Why good statistics are so important for fact checkers
Fact checkers rely on data from national statistics institutes to do their work in fighting misinformation. The Open Data Institute (ODI) and Full Fact interviewed fact checkers around the world about the statistics data they use. In this blog post, Andrew Dudfield, Head of Product at Full Fact, presents the high-level insights from these interviews.
One of the keys to fact checking bad information is easy access to high-quality good information. Statistics – especially official statistics – are universally one of the most important sources of this high-quality information.
Statistics are at the heart of many of the claims that we fact check at Full Fact. They form the foundation for so much discourse in society and are a vital component of how we hold people to account.
Never has that been clearer than during the current pandemic. We’ve all been bombarded by new sets of official data and metrics – the R rate, number of infections per 100,000 people – and in our fact checking we’ve also found areas where the lack of high-quality data creates a space for bad information to thrive.
We can make global fact checking dramatically faster by improving the way statistics are published.
In 2019 Full Fact, Chequeado, Africa Check and the Open Data Institute (ODI) were awarded a grant by Google.org as part of the global AI impact challenge programme.
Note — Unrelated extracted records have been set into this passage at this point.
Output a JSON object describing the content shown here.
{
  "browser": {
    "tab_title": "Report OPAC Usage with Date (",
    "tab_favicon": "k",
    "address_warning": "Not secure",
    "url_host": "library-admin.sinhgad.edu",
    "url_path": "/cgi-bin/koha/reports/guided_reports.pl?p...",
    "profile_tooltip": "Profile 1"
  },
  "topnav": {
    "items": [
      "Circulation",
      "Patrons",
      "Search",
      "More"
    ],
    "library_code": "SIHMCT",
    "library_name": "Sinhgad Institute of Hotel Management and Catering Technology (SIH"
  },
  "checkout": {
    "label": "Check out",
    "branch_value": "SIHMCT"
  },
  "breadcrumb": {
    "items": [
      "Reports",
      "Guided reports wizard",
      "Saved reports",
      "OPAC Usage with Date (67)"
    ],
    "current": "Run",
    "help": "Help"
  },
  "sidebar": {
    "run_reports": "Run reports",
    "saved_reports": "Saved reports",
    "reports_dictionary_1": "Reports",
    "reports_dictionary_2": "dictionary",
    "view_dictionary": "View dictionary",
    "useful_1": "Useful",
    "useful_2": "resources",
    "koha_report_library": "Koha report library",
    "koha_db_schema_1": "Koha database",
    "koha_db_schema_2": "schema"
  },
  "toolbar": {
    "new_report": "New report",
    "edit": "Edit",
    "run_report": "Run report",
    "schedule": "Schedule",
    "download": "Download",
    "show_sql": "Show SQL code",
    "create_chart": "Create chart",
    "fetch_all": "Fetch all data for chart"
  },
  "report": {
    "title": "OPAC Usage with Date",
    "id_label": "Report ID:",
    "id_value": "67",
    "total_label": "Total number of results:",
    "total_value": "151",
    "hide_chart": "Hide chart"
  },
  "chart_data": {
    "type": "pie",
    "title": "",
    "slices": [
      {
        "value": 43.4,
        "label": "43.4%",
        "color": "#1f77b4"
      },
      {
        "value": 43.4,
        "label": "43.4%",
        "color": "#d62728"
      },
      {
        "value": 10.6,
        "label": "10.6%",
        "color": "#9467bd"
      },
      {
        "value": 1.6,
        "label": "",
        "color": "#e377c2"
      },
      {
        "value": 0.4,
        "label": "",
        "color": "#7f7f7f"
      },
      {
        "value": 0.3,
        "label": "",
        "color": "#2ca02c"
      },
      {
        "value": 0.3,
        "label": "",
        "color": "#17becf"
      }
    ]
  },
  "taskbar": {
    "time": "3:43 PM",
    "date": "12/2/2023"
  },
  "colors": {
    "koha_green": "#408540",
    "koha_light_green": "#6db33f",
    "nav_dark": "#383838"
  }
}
The grant has allowed us to accelerate our work in helping to understand where technology, and especially AI, can support the work of fact checkers.
As part of this work, we have been approaching three topics:
- Helping identify the right things to fact check each day
- Fact checking things as quickly as possible
- Finding repeats of things we have already fact checked
Between October and December 2020, the ODI and Full Fact conducted 15 interviews with fact checkers, statisticians and technologists to try and best understand how statistics can be published to help fact checkers.
The participants were from eight different countries across five different continents, and consisted of:
- nine fact checkers (or people who manage fact checkers)
- three technologists who work in fact checking organisations
- three people who are experts on publishing of national statistical data (but are not fact checkers)
What we found from our research
The importance of context
Understanding where the data came from, how it was made, and if there were things to watch out for is often extremely important in the work of fact checkers. Fact checkers often also include the context in the fact check they create.
Extra context is sometimes needed to show to readers whether they should trust the numbers published by national statistics institutes. It also helps to show the shortcomings of the data, if they exist. This then helps build trust in the fact checkers amongst their readers.
Knowing if ‘experimental’ methods are used – such as modelling or sampling – is helpful, and especially relevant when more data science or machine learning approaches are used by the national statistics institute.
Data reliability for fact checking
A crucial emerging theme was whether a fact checker can depend on the data.
The timeliness of data – how recent the information is – is considered a high priority. However, this is often lacking in countries or departments with less resources.
Many fact checkers said it was very important to link data across time and make comparisons with previous years. A long historical series where the methodology hasn’t changed was found to give a feeling of stability or of the data being more reliable.
Comparability was also mentioned quite often – fact checkers want to be able to compare data on a similar topic from two different places or two different times.
Multiple organisations publishing data on a similar topic is a complex issue depending on the country. While some found it good to have a single source of truth, others found it useful to have multiple organisations to back up or add more trust to the numbers.
Data from other organisations can complement data published by national statistics institutes, or can provide a safety net if the government service goes down. When data and information is spread across multiple organisations it creates a challenge when it comes to big structural issues like Covid-19, climate change, or the environment. This is less of an issue for specific, focused issues or topics.
Publishing and formatting matters
CSV files were by far the most requested format for publishing data – but are not always in ready supply for fact checkers.
Fact checkers often have to ‘unbundle’ data from the medium it was published in, for example flat images or PDFs. They often then create their own spreadsheets or datasets with the data to do their own analysis.
National statistics institutes should publish related spreadsheets alongside the report in which they include data.
Not surprisingly, APIs were very popular with technologists. Although other tech-savvy fact checkers also called for them.
Conclusion and next steps
The themes from this research were not unexpected, but do neatly show the challenge we face.
Easy access to high-quality statistics makes fact checking easier. Consistent access to high-quality statistics in a way that machines can process means we may be able to use technology to reduce the time it takes to fact check. Having the statistics available in a way that machines can not just process, but understand the context, caveats and complexity of the numbers would be game changing.
Based on this, our project collective is now going to produce examples of the kind of changes we think can be made by those publishing statistics to specifically help fact checkers. Our goal is to be practical with this. We want to produce code ranging from showing simple changes in the way a CSV is published to aid our use case, right the way to more sophisticated ideas for how context and caveats can be added to APIs. We will share more of this work, openly, over the rest of this year.